Pernah, aku duduk di tepi meja jati
jemari lentik memapah jemari lentik lainnya hangatkan genggamanku.
Di bawah lampion merah maron,
wangi jasmin dari tubuhnya menyibak indra penciuman,
pendar lipgloss membingkai senyum manis
dan cahaya bintang-bintang bertebaran di matanya.
.
Ah, aneh rasanya
Aku ingin berada disitu seribu tahun lagi, sekaligus aku ingin meninggalkan tempat itu.
.
Seperti biasa, jus alpukat favorit kami diedarkan pelayan café.

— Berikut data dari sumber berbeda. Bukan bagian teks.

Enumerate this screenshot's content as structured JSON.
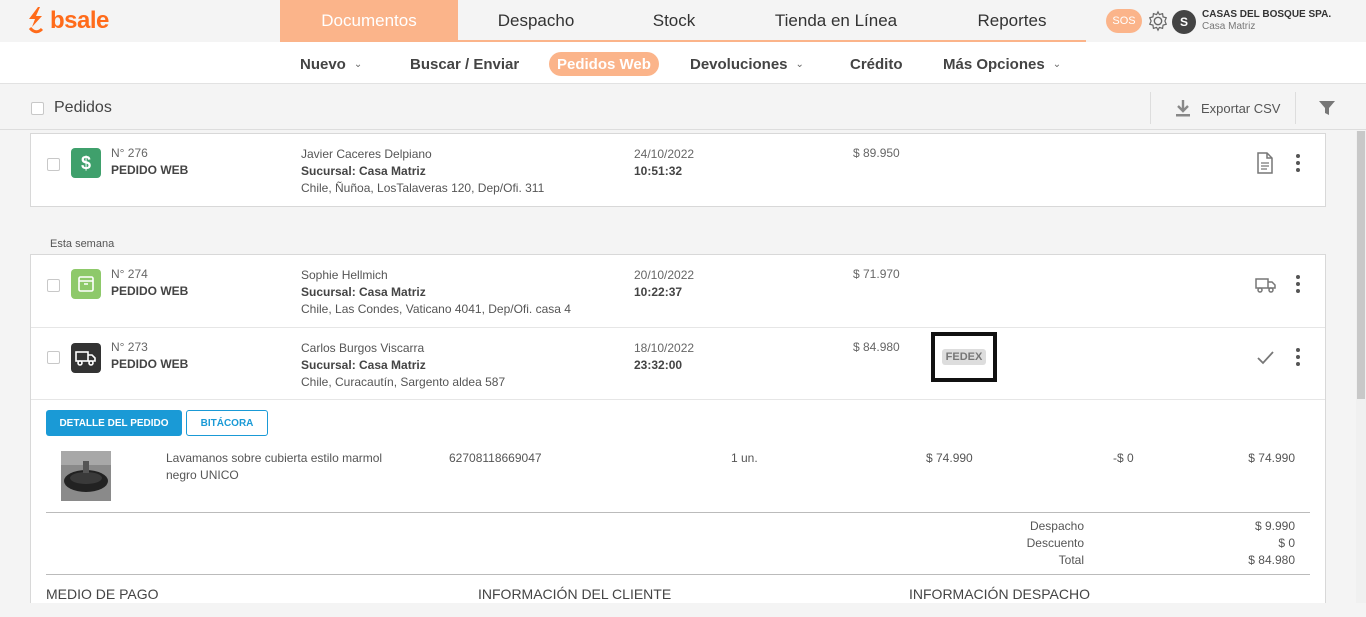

Lalu kepingan harapan ditebarkan di atas cangkir berisi alpukat, cokelat dan susu.
.
“Mas, aku rela kok…..”
Kata-kata pamungkas yang menohok kewarasanku, menghempaskannya dalam sebuah labirin panjang bernama dilema.
.
Aku harus berhenti bermain-main dengan api cinta, sadarku
“Aku mencintaimu, jika memang kau menyebutnya cinta.

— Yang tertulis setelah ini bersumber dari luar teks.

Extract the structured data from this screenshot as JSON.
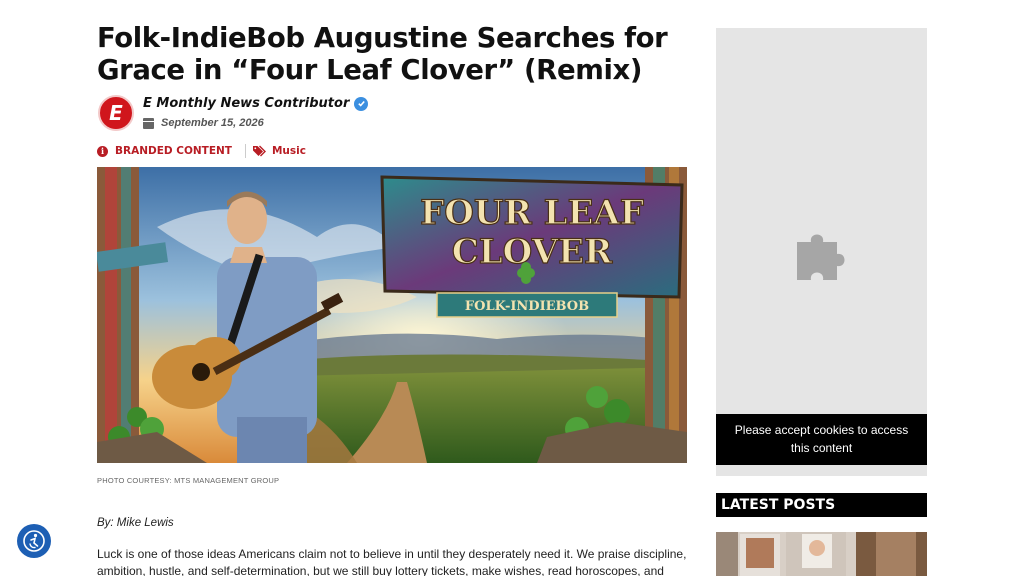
{
  "article": {
    "title": "Folk-IndieBob Augustine Searches for Grace in “Four Leaf Clover” (Remix)",
    "author": {
      "avatar_letter": "E",
      "name": "E Monthly News Contributor",
      "date": "September 15, 2026"
    },
    "tags": {
      "branded": "BRANDED CONTENT",
      "category": "Music"
    },
    "hero_image": {
      "sign_title_line1": "FOUR LEAF",
      "sign_title_line2": "CLOVER",
      "sign_subtitle": "FOLK-INDIEBOB"
    },
    "photo_caption": "PHOTO COURTESY: MTS MANAGEMENT GROUP",
    "byline": "By: Mike Lewis",
    "body_intro": "Luck is one of those ideas Americans claim not to believe in until they desperately need it. We praise discipline, ambition, hustle, and self-determination, but we still buy lottery tickets, make wishes, read horoscopes, and search"
  },
  "sidebar": {
    "cookie_notice": "Please accept cookies to access this content",
    "latest_posts_heading": "LATEST POSTS"
  },
  "icons": {
    "verified": "verified-badge-icon",
    "calendar": "calendar-icon",
    "info": "info-icon",
    "tags": "tags-icon",
    "puzzle": "puzzle-icon",
    "accessibility": "accessibility-icon"
  },
  "colors": {
    "brand_red": "#b81d24",
    "verified_blue": "#3b8fe0",
    "accessibility_blue": "#1d5fb4"
  }
}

Tapi kita telah sampai di puncak perjalanan terlarang dan harus memilih, mengikuti takdir masing-masing atau bersama-sama jatuh ke dalam jurang yang tak mampu kita takar kedalamannya.”
.
Lalu detik-detik yang menyakitkan itu menjadi semakin getir saat dia membuncahkan tangis
Kata-kata getir
amarah
dan…..
tamparan….
Lalu aku kembali menyesap jus alpukat yang manis sambil memandangi pintu café dan pintu hati yang ditutupnya rapat-rapat.
.
Sore ini, aku kembali duduk di tepi meja jati, tak sendiri.
Jus alpukat favorit kami diedarkan pelayan café.
Di bawah lampion merah maron bocah belahan hati merajuk dipelukanku
dan wanita yang mendampingiku dalam sakit dan senang sedang tersenyum sumringah
meniupkan harapan dalam setiap kata-katanya.
.
Aku ingin berada di sini seribu tahun lagi, menyesap jus alpukat yang manis bersama malaikat-malaikat yang menemani kehidupanku.